If you want take the easy route, sellers are offering bootable cards on e-Bay ($30 plus shipping seems to be the going rate). If you’re feeling slightly more adventurous, a reasonably fast (Class 4 or better) MicroSD card, a computer and about 20 minutes of time is about all it takes to turn your NOOK Color into an inexpensive 7-inch Honeycomb tablet. You can find detailed instructions on sites like nookDevs, but it boils down to several easy steps:
- Google a NOOK Color bootable image of Honeycomb, or whatever Android version you prefer.
- Use your computer’s disk tools to write the disk image to the MicroSD card.
- Power down your Nook Color, insert the bootable MicroSD card and power the e-reader back up.
Assuming everything went according to plan, your NOOK Color will boot into Honeycomb (or whichever version of Android you chose). If things didn’t go swimmingly, the beauty of this method is that your NOOK itself remains unaltered. Power it down, remove the memory card and you’re back to normal. The same thing goes if you want to use the NOOK Color as a NOOK Color, just power the device down, remove the card and reboot. Keep in mind that when booting from the card, things won’t be as speedy as if it were running from an internal install.

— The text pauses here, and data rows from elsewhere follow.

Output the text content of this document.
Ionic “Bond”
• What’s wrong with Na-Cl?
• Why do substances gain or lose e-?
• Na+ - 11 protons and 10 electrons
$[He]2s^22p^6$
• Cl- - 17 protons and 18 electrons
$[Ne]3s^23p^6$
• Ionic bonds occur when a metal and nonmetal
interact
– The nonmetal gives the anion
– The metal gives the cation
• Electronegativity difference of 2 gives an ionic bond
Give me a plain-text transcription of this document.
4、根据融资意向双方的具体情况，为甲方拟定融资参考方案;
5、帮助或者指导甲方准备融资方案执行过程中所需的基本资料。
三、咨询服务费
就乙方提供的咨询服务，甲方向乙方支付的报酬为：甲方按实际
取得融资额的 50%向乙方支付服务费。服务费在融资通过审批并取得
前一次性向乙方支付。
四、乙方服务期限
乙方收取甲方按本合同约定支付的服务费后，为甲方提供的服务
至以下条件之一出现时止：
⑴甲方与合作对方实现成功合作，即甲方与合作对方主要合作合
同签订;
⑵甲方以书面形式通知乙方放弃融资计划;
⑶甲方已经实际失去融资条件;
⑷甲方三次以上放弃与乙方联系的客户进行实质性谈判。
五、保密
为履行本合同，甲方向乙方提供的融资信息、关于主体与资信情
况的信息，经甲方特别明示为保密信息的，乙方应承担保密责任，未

The read/write speed of the card will be the biggest variable here and while I found a Class 4 card was fine for playing around, I haven’t tried running any games yet; a faster version might be called for. The same thing goes for storage. I used a 4GB card, but if you plan on downloading a lot of apps or videos, a higher capacity card may be needed.
I’m still experimenting with Honeycomb. At this point, I prefer iOS on my iPad, but it’s relatively early and things could change. I can say that I think Steve was right in one respect: while the 7-inch display is great as an e-reader, I find it feels awfully tiny as a tablet interface. More portable, yes, but I find the iPad’s bigger display much more usable. That’s one of the beauties of trying out a project like this: finding out if the experience suits you, without investing $500 in a tablet.

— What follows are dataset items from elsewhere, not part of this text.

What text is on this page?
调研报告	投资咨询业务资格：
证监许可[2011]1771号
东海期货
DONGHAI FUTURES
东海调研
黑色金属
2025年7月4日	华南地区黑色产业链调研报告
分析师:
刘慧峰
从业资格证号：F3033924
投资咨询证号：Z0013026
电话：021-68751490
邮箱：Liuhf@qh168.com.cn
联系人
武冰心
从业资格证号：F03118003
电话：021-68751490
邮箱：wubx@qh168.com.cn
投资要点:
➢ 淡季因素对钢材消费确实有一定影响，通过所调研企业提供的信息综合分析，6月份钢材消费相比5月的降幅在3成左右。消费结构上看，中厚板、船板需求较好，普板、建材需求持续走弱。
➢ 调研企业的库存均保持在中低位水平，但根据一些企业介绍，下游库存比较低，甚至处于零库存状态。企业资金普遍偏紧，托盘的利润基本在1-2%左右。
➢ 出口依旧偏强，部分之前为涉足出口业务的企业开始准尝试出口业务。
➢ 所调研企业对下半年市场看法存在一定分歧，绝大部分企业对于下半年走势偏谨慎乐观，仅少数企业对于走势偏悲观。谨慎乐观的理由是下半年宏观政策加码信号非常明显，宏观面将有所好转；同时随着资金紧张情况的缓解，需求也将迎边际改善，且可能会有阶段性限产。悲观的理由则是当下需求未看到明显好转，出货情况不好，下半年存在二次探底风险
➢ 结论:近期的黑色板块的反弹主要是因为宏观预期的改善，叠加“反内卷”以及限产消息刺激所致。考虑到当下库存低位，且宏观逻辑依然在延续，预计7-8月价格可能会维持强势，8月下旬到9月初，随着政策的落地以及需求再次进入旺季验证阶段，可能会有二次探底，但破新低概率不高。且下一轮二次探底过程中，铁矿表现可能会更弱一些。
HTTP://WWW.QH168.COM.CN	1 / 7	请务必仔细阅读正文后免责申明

You can wait for Barnes & Noble to release an official upgrade, but if you’re feeling adventurous, for less than half an hour of your time and a five dollar memory card, you can turn your NOOK Color into one of the cheapest Android tablets going.
Note: The Android disk images (especially Honeycomb variants) floating around on the Interwebs are usually developer builds or preview builds that are not officially supported.